I think this should be true. Assume for a contradiction that this is not the case. Let $K$ be the connected component $\{\gamma(0)\} \subset K \subsetneq \partial U \setminus \gamma((0,1))$, where we remark that $K$ and $\partial U \setminus \gamma((0,1))$ are compact. By Zoretti's Theorem, for any $\varepsilon > 0$, we can find a simple closed curve $J : [0,1] \rightarrow \mathbb R^2$ for which $$ K \subset \mathrm{int}(J), \quad J \cap \left( \partial U \setminus \gamma((0,1)) \right) = \emptyset, \quad \mathrm{dist}(K, j) \leq \varepsilon \quad \forall j\in J $$
Note that $J$ cannot be contained in $U$ (otherwise, $K \subset \mathrm{int}(J) \subset U$ which contradicts the regularity of $U$) and $J$ can only cross $\partial U$ through $\gamma((0,1))$.
I think we should be able to deduce from this that $\gamma(0)$ would actually lie on the exterior of $J$ but I am not able to complete my proof.
Any help is welcomed.
EDIT : This is related to the notion of cross-cut.
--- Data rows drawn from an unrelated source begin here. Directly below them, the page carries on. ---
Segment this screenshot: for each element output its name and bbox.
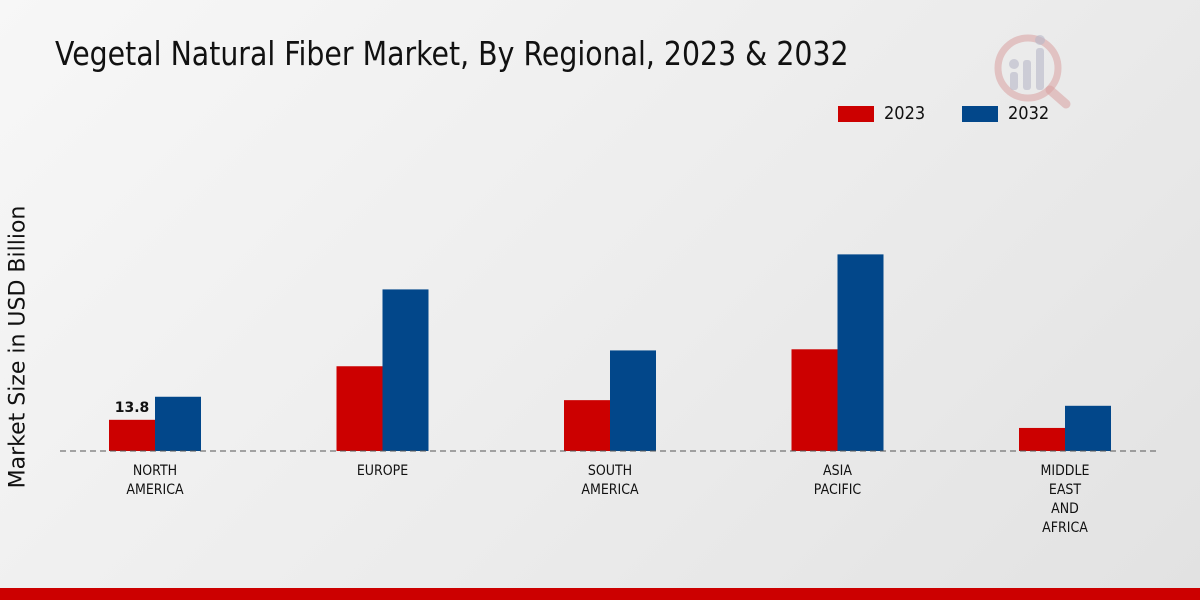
data-label: 13.8	[115, 400, 150, 416]
legend-swatch-2032	[961, 105, 998, 122]
legend-item-2032: 2032	[961, 103, 1054, 124]
x-tick-label: AND	[1051, 501, 1079, 517]
x-tick-label: ASIA	[823, 463, 852, 479]
legend-label-2032: 2032	[1007, 103, 1050, 124]
bar-2023-0	[109, 419, 155, 451]
brand-logo-icon	[990, 28, 1075, 113]
chart-title: Vegetal Natural Fiber Market, By Regiona…	[55, 34, 849, 73]
bottom-accent-bar	[0, 588, 1200, 600]
x-tick-label: EUROPE	[357, 463, 408, 479]
bar-2032-4	[1065, 405, 1111, 451]
bar-2032-0	[155, 396, 201, 451]
x-tick-label: NORTH	[133, 463, 177, 479]
bar-2023-2	[564, 400, 610, 451]
x-tick-label: MIDDLE	[1041, 463, 1090, 479]
x-tick-label: AFRICA	[1042, 520, 1088, 536]
bar-2023-4	[1019, 427, 1065, 451]
x-tick-label: EAST	[1049, 482, 1082, 498]
x-tick-label: PACIFIC	[814, 482, 861, 498]
bar-2032-3	[837, 254, 884, 451]
chart-legend: 2023 2032	[838, 103, 1086, 124]
bar-2023-3	[791, 349, 838, 451]
bar-2032-2	[610, 350, 656, 451]
legend-item-2023: 2023	[838, 103, 930, 124]
bar-2032-1	[382, 289, 429, 451]
legend-label-2023: 2023	[884, 103, 926, 124]
legend-swatch-2023	[838, 105, 874, 122]
x-tick-label: AMERICA	[581, 482, 638, 498]
x-tick-label: SOUTH	[588, 463, 632, 479]
bar-2023-1	[336, 366, 383, 451]
x-tick-label: AMERICA	[126, 482, 183, 498]
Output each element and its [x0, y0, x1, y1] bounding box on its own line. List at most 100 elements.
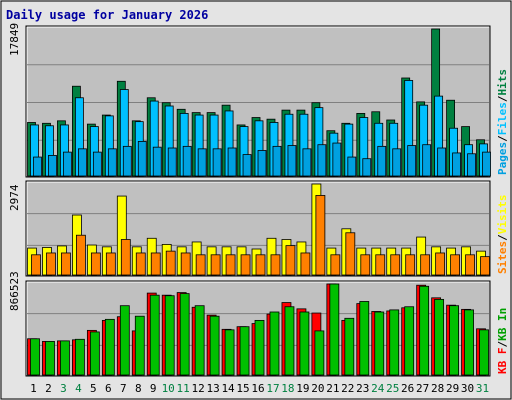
sites-bar-face — [300, 252, 311, 276]
kbin-bar — [104, 318, 115, 376]
x-tick-label: 14 — [221, 382, 235, 395]
kbin-bar — [209, 315, 220, 376]
legend-entry: / — [496, 95, 509, 102]
kbin-bar — [434, 298, 445, 376]
sites-bar-face — [405, 254, 416, 276]
legend-entry: Hits — [496, 69, 509, 96]
sites-bar — [465, 254, 475, 276]
pages-bar-face — [78, 148, 87, 177]
pages-bar — [152, 146, 162, 177]
pages-bar — [257, 150, 267, 177]
x-tick-label: 26 — [401, 382, 414, 395]
sites-bar — [180, 252, 191, 276]
sites-bar-face — [61, 252, 71, 276]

A cross-cut $\phi$ leads to a decomposition of $U$ into two simply connected domains, whose boundaries are then connected and contain $\phi$. What would happen to these boundaries if one removed $\phi$ ?
EDIT 2 : My above argument is incorrect because $\gamma((0,1))$ is not necessarily open in $\partial U$ topology and this is what leads to the counter-example below.